Comparison of tumour size on outcomes for patients with unresectable locally advanced pancreatic adenocarcinoma (LAPC) receiving P-32 microparticles with standard-of-care chemotherapy (SoC CT)

Unresectable LAPC (uLAPC) has a poor prognosis. SoC is CT or chemoradiotherapy. Brachytherapy enables beta radiation emitting Phosphorus-32 (P-32) microparticles to be implanted into pancreatic tumours via endoscopic ultrasound (EUS) guidance. We report a post hoc analysis of tumour size in PanCO, a single-arm, multicentre study of P-32 microparticles with SoC CT in uLAPC. Eligible patients (pts) with uLAPC and ECOG 0-1 received either gemcitabine/nab-paclitaxel (GNP) or FOLFIRINOX (FFX) CT. P-32 microparticles (OncoSil™; OncoSil Medical) implantation was planned in week 4. P-32 activity was calculated from tumour volume (TV) to deliver 100 Gy absorbed dose. Implantation was assessed by EUS and SPECT/CT imaging. The primary endpoint was safety and tolerability. CT (RECIST 1.1) and PET response was assessed by independent central reader. 50 pts were enrolled (Intention-to-Treat); 42 were implanted with P-32 microparticles (Per Protocol [PP]) at a median of 31 days. 40 pts received GNP and 10 FFX CT (PP: 34/8, respectively). Median follow-up was 31.6 months. Median tumour longest diameter (LD) was 4.5 cm; 16 PP pts had tumours ≤4 cm (median 3.5 cm; range 3.0–4.0 cm) and 26 had tumours >4 cm (median 5.1 cm; range 4.2–7.1 cm). Baseline characteristics were similar in the ≤4 cm and >4 cm cohorts (age: 68 v 65 years; ECOG 0: 50.0% v 61.5%), although the >4 cm cohort had more males (43.8% v 76.9%), higher median baseline CA 19-9 (133 v 405 U/mL) and pancreatic body location (6.2% v 26.9%), respectively. Outcomes were similar for objective response (25.0% v 34.6%), median decrease in tumour LD (-16.2% v -21.6%) and TV (-51.8% v -54.0%), and overall survival (median 15.5 v 15.2 months).

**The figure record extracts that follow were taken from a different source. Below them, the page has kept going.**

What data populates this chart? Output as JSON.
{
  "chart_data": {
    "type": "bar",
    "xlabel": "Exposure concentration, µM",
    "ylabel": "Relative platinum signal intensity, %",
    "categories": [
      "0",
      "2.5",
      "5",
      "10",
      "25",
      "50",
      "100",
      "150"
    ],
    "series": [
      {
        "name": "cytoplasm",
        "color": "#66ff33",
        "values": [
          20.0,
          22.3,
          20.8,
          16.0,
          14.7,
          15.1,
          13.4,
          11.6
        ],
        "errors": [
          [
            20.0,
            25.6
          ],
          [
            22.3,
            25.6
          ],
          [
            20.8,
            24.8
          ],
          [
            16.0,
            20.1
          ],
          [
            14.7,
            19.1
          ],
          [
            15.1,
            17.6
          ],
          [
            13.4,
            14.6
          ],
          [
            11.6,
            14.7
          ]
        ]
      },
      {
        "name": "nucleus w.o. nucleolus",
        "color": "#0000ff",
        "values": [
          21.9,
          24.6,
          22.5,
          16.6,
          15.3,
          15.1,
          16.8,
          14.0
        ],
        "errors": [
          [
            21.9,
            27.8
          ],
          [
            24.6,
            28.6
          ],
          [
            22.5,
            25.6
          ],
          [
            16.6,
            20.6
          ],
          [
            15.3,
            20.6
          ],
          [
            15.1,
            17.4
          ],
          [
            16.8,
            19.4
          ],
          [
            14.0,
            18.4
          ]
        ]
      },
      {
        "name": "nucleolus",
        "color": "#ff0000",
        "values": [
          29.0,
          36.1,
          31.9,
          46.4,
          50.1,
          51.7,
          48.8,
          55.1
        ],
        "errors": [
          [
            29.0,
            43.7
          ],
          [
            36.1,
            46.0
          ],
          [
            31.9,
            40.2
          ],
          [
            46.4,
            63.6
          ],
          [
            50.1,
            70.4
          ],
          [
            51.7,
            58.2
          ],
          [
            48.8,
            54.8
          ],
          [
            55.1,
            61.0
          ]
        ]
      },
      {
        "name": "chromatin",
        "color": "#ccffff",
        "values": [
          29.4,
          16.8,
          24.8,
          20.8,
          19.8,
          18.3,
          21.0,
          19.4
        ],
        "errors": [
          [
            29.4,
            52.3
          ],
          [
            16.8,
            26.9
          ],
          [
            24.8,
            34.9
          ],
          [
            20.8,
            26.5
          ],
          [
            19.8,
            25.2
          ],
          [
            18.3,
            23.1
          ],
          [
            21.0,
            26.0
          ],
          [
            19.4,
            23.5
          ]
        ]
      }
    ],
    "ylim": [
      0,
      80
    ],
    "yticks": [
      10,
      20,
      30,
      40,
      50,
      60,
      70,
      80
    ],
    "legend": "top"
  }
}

Surgical resection was slightly more frequent in ≤4 cm tumours (31.3% v 19.2%). Median maximal decrease in CA 19-9 (-67.0% v -89.5%) and PET (TLG -44.5% v -65.2%) was greater in >4 cm tumours. Although cohort size is limited, the results suggest that the potential benefits of adding P-32 microparticles to SoC CT for unresectable LAPC may be similar for patients treated with smaller (≤4 cm) or larger (4–7 cm) tumours. Further clinical studies are in development.